There are two main candidates in the position: Ne4 and Na4. I calculated (correctly) that white can force a draw after 1...Ne4 2.Ng5+ Nxg5 3.Qd8 Ne4 4.Qh4+. I thought I got this variation settled and switched to analyzing Na4 deeply. At this point I was still looking for a win and everything was going well until I finally saw 1...Na4 2.a3, after which I simply couldn't force a thing, the discovered checks with my queen wouldn't work anymore as it was under attack, and white had enough tempi to cover every weakness. That made me realize I was looking for a draw in this position, which is the correct verdict, and then things got worse.

I couldn't even find a forced draw after 1...Na4 2.Qd8 Nc3+ 3.Ke1 Ne4+ 4.Nd2 and the knight is protected (which is again, correct analysis). Then something incredible happened. I returned to 1...Ne4, confirmed that white could force a draw and I had no win there, and went back to try to force a draw myself with 1...Na4. In the end, I thought, "I'm absolutely certain that 1...Ne4 is a forced draw," so I eliminated it, and played 1...Na4 with the idea that it was the only option left where I could perhaps possibly force a draw but simply couldn't find it in my analysis (because I wasn't 100% sure).

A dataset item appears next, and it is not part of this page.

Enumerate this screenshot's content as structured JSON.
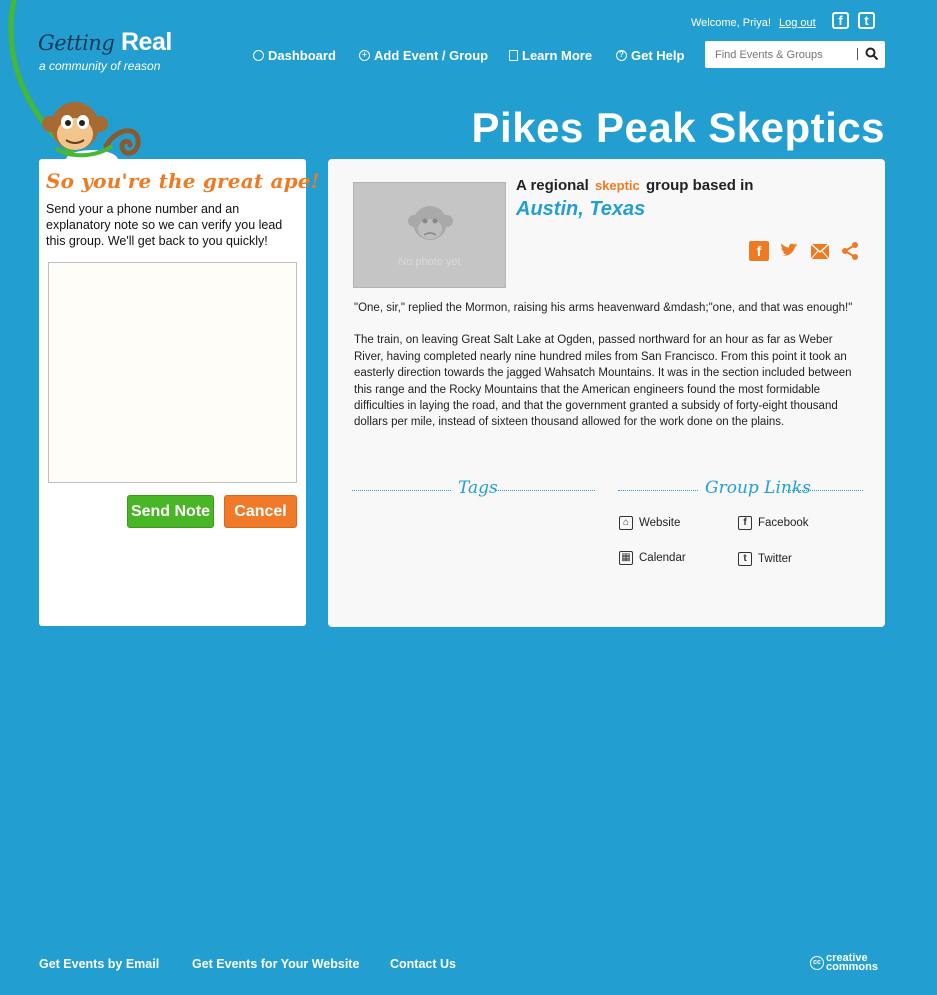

Let me try again to make clear how crazy that line of reasoning was: I discarded Ne4 because white could force a draw, then tried to force a draw myself with Na4, couldn't pull that off, returned to Ne4, confirmed my judgement, and went back again to Na4, couldn't pull a draw again, but played Na4 anyway hoping I had somehow missed something. I know it doesn't make sense at all. That is because it's nonsense. That is how confused I got. I think it was partly because in one variation it was white who forced a draw (with the unconscious implication that I was pressing for a win but failing) and in the other, I was the one trying to force a draw (which would be, in that case, an accomplishment).

So there's this peculiar type of blunder in chess. It's not missing a candidate move (oh white had a check!), it's not laziness (meh, this has to be winning, how bad could it be anyway), it's not having an illusion (you see a pin deep in your tree of analysis but it's actually not there), it's not even a misjudgement (you evaluate the final position of your analysis as winning but it's actually not). It's just simple confusion.